Afghanistan

Marzo 2003

di Gimaqu
www.beppequarta.it

 

"Quel treno da Kabùl"

- riflessioni durante il tragitto in treno, al ritorno da Kabul, 30 anni dopo. ____________________________
Ho ancora nella testa il frastuono assordante dei motori del cargo "C130-J" Hercules dell'I.S.A.F.: vi ho trascorse sei ore da Kabul ad Abu Dhabi e nonostante siano già trascorse alcune ore, non passa. Sarà veramente il rombo dei motori a tormentarmi, oppure è tutto ciò che mi porto dietro da questa esperienza?

Il rumore dell'intercity mi sembra come ovattato. Sono stanco, molto stanco. Non tanto fisicamente, quanto emotivamente stanco.

La campagna padana, che in tante altre occasioni mi è passata davanti agli occhi nel suo insignificante grigiore, mi sembra quasi bella, ne noto per la prima volta l'ordine, le geometrie, la pulizia.

Mi astraggo inevitabilmente, mi accadrà spesso: il mio pensiero è là, sempre là, sincronizzato a poche ore indietro, è rimasto e vi resterà per sempre in una Kabul straziata dalle ferite incancellabili del suo recente passato. E' rimasto in quegli occhi, in quei sorrisi a volte malinconici, a volte arroganti, fra quella gente disperata nella quale si è accesa finalmente una flebile luce di speranza. Nella paura che tutto, per loro, per chi come me spera con loro, precipiti nuovamente in un'altra terribile delusione. Un'altro abbandono!

Equilibrio precario, generato soltanto da un'odio più forte sull'altro, più armato, più potente. L'odio: si respira nell'aria mescolato alla polvere, ne sono impregnate le rovine sparse ovunque, testimonianza tremenda dei recenti e passati combattimenti. L'Afghanistan, quello che avevo visto e vissuto trent'anni fa, non esiste più!

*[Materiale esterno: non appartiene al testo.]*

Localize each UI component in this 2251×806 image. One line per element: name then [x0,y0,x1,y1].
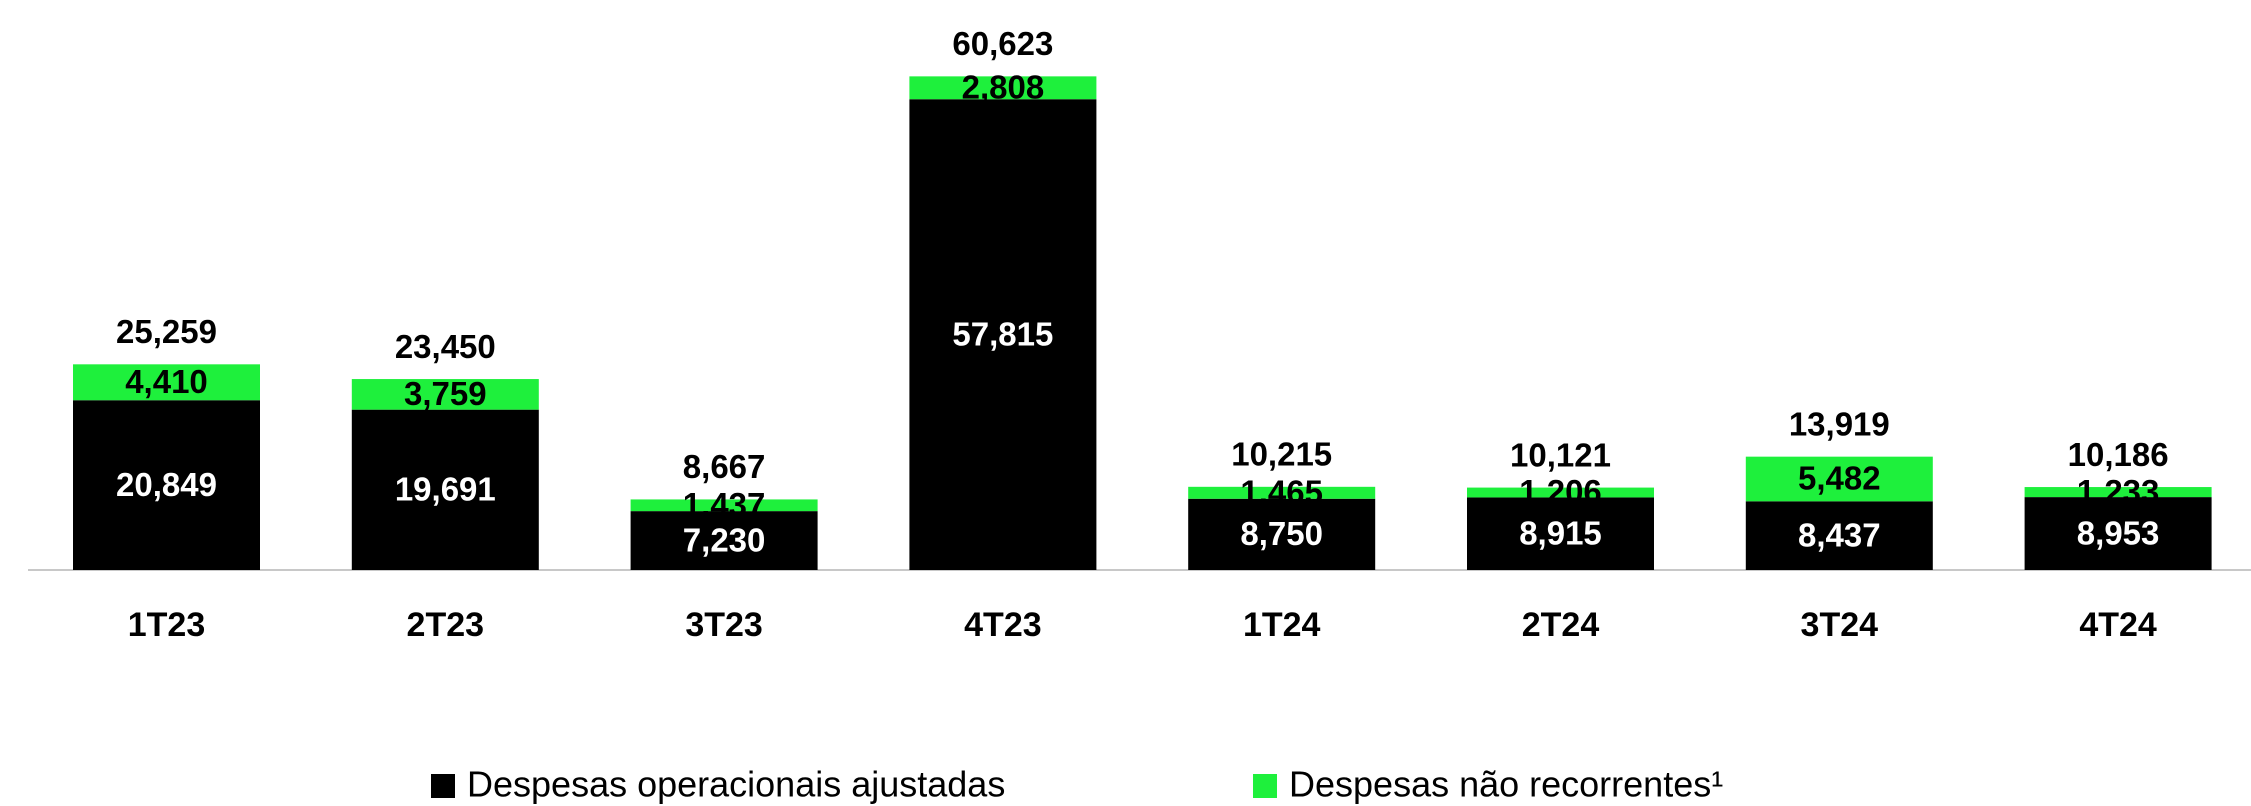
total-label: 10,215 [1231,436,1332,473]
value-label: 3,759 [404,375,487,412]
value-label: 4,410 [125,363,208,400]
bar-segment [1745,456,1933,502]
bar-segment [1188,498,1376,570]
value-label: 8,437 [1798,516,1881,553]
x-tick-label: 1T24 [1243,606,1321,644]
total-label: 13,919 [1789,405,1890,442]
value-label: 7,230 [683,521,766,558]
x-tick-label: 4T24 [2079,606,2157,644]
value-label: 2,808 [962,69,1045,106]
x-tick-label: 1T23 [128,606,206,644]
total-label: 10,186 [2068,436,2169,473]
legend-swatch [431,774,455,798]
bar-segment [1467,487,1654,498]
legend-swatch [1253,774,1277,798]
bar-segment [2024,497,2212,570]
total-label: 23,450 [395,328,496,365]
legend-label: Despesas operacionais ajustadas [467,764,1005,805]
value-label: 1,233 [2077,473,2160,510]
bar-segment [630,511,818,570]
bar-segment [1467,497,1654,570]
bar-segment [73,364,260,401]
bar-segment [1188,486,1376,499]
value-label: 1,206 [1519,473,1602,510]
value-label: 8,750 [1240,515,1323,552]
bar-segment [351,379,539,410]
x-tick-label: 2T24 [1522,606,1600,644]
bar-segment [1745,501,1933,570]
total-label: 8,667 [683,448,766,485]
total-label: 25,259 [116,313,217,350]
value-label: 57,815 [952,315,1053,352]
bar-segment [630,499,818,512]
x-tick-label: 4T23 [964,606,1042,644]
total-label: 10,121 [1510,436,1611,473]
bar-segment [909,76,1097,100]
x-tick-label: 3T24 [1801,606,1879,644]
bar-segment [351,409,539,570]
value-label: 1,437 [683,486,766,523]
x-tick-label: 2T23 [407,606,485,644]
total-label: 60,623 [952,25,1053,62]
value-label: 5,482 [1798,460,1881,497]
value-label: 8,953 [2077,514,2160,551]
legend-label: Despesas não recorrentes¹ [1289,764,1723,805]
value-label: 20,849 [116,466,217,503]
value-label: 19,691 [395,471,496,508]
x-tick-label: 3T23 [685,606,763,644]
bar-segment [2024,487,2212,498]
value-label: 8,915 [1519,514,1602,551]
bar-segment [73,400,260,570]
bar-segment [909,99,1097,571]
value-label: 1,465 [1240,474,1323,511]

A Kabul, oggi, esistono invece strati diversi di vita, strati che scorrono l'uno sull'altro di continuo, restando fortemente aderenti l'uno all'altro, ma sempre ed inesorabilmente separati fra loro da una membrana invisibile.

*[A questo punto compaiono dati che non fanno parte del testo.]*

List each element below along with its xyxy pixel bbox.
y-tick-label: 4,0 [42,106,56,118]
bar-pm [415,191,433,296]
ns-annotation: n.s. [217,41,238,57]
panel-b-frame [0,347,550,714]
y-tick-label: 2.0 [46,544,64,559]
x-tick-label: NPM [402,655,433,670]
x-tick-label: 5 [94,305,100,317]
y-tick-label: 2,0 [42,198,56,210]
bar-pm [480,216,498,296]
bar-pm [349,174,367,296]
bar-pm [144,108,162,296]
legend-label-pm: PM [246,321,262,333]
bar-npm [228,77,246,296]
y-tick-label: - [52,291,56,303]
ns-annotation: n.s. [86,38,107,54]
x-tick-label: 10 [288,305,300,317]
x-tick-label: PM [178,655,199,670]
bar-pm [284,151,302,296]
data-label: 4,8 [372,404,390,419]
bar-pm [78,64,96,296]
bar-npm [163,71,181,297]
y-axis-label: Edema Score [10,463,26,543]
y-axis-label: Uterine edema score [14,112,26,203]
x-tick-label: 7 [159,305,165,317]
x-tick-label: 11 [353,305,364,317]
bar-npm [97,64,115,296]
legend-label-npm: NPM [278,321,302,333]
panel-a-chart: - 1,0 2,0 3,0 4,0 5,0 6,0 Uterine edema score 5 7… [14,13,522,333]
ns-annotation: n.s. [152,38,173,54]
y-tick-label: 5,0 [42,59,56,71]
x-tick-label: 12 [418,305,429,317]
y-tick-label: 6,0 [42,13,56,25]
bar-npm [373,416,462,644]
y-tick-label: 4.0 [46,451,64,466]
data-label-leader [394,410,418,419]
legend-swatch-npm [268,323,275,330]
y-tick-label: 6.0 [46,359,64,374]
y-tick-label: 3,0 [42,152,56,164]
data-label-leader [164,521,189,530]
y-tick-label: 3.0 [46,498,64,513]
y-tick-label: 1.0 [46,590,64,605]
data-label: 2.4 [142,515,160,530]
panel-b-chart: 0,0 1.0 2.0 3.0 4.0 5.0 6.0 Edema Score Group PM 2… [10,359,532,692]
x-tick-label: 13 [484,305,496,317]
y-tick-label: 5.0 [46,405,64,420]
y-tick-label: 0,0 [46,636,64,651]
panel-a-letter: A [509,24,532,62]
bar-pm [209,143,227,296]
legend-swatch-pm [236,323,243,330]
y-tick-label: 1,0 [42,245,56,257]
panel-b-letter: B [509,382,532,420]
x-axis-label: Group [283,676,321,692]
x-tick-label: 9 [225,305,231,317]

Il più appariscente è costituito dagli imponenti dispiegamenti militari che presidiano ogni angolo della città, poi quello dei lussuosissimi fuoristrada rigorosamente bianchi, da migliaia di dollari, con i quali si spostano i funzionari delle numerose organizzazioni occidentali presenti ed infine quello della povera gente, la solita povera gente, quella di sempre. Quella stessa che vi lasciai trent'anni fa, epoca in cui ancora non era ancora stata provata da una tragedia simile a questa: gente avvezza al dolore, alle sofferenze, ai sacrifici ma forte, mai sconfitta da nessuno nei secoli nel suo orgoglio e nella sua dignità. Gente che nella grande maggioranza paga un prezzo insostenibile, per colpe spesso non sue. Gente che, dal resto del mondo, subisce l'ingiustizia della standardizzazione ad una fama terribile guadagnata grazie alle nefandezze compiute da poche migliaia di esaltati, complice una rete complessa ed indecifrabile di strumentalizzazioni, volute e prodotte dall'opportunismo di una politica turpe.

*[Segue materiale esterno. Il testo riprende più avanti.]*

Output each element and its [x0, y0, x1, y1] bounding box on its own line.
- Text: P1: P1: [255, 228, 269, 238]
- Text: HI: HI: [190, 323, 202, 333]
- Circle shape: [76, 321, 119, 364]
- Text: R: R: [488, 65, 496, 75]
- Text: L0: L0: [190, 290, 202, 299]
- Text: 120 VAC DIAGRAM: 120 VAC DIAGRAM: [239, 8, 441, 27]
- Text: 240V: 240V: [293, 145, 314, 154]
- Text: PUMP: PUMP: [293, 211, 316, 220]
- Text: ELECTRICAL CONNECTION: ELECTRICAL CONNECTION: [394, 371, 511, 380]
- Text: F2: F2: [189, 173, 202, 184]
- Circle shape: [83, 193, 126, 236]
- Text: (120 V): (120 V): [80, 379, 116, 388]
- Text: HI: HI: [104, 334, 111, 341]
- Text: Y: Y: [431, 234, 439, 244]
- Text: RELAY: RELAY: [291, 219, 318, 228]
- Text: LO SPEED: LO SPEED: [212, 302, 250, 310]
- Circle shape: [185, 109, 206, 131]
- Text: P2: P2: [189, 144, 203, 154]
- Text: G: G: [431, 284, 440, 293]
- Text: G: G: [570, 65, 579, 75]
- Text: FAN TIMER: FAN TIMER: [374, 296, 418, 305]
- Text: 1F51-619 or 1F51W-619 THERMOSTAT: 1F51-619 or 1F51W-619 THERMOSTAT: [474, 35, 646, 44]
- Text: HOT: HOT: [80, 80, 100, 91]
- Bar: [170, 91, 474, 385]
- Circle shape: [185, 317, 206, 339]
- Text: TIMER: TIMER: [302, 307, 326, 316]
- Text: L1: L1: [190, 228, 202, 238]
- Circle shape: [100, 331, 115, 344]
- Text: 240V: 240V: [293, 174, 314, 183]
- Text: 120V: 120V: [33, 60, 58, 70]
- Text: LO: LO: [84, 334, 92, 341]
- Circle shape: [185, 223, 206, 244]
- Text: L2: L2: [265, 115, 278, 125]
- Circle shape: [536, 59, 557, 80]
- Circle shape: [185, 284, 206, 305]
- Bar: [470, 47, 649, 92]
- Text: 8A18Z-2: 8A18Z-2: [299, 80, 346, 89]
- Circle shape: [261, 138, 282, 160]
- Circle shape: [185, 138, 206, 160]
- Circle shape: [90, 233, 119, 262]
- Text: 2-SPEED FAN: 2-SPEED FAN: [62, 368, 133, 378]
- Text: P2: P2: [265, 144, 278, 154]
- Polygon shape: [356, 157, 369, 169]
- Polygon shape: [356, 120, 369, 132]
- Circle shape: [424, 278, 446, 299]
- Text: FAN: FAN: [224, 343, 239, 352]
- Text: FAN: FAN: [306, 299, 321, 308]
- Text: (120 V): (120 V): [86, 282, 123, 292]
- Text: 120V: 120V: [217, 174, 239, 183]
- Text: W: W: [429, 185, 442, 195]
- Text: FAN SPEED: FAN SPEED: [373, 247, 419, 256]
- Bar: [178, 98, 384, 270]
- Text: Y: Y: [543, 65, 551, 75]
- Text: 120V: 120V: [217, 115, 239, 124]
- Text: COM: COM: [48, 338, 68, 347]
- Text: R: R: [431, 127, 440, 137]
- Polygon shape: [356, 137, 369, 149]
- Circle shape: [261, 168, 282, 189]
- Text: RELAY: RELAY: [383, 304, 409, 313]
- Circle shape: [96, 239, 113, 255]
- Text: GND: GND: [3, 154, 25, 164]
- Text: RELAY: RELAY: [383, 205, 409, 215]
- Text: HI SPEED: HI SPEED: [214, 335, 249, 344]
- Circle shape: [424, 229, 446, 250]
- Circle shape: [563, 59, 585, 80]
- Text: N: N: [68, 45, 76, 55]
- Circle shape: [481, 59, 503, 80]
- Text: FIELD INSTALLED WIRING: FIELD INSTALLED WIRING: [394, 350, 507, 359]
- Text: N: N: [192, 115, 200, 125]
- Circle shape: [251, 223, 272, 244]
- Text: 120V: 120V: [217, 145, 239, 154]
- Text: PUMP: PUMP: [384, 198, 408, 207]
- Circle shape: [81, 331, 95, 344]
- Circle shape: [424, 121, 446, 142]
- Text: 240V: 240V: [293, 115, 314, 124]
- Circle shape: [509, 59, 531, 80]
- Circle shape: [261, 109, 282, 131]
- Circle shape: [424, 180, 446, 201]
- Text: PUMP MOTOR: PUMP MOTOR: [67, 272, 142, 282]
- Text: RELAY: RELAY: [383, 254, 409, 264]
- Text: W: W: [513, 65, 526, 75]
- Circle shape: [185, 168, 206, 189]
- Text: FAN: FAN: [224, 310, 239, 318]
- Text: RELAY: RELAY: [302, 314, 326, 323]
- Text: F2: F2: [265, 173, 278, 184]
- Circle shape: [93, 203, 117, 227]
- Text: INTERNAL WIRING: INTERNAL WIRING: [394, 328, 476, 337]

Lo scenario emana ovunque odore di morte, urla di rabbia, di dolore. La vita respira la sua flebile speranza, forse l'ultima, attraverso una generazione giovane nata e vissuta nell'odio, nel terrore, nella violenza abituale; generazione che NON CONOSCE UN MODO DI VIVERE DIFFERENTE DA QUESTO. Eppure, nonostante tutto ciò, non traspare in alcun modo nella gente, la resa, la rassegnazione.

Sto per cedere alla stanchezza accumulata, a quella fisica stavolta: irrompono nello scompartimento due garrule donne orientali, filippine probabilmente. Nell'immediato mi danno quasi fastidio, la loro esilarante gioiosità mi disturba, il loro parlare ad alta voce mi duole nelle orecchie; poi mi strappano un sorriso, un sorriso forse liberatorio dopo tanto tempo ed il gracchiante altoparlante, mescolato alla cantilena del loro linguaggio, avverte che siamo giunti a destinazione.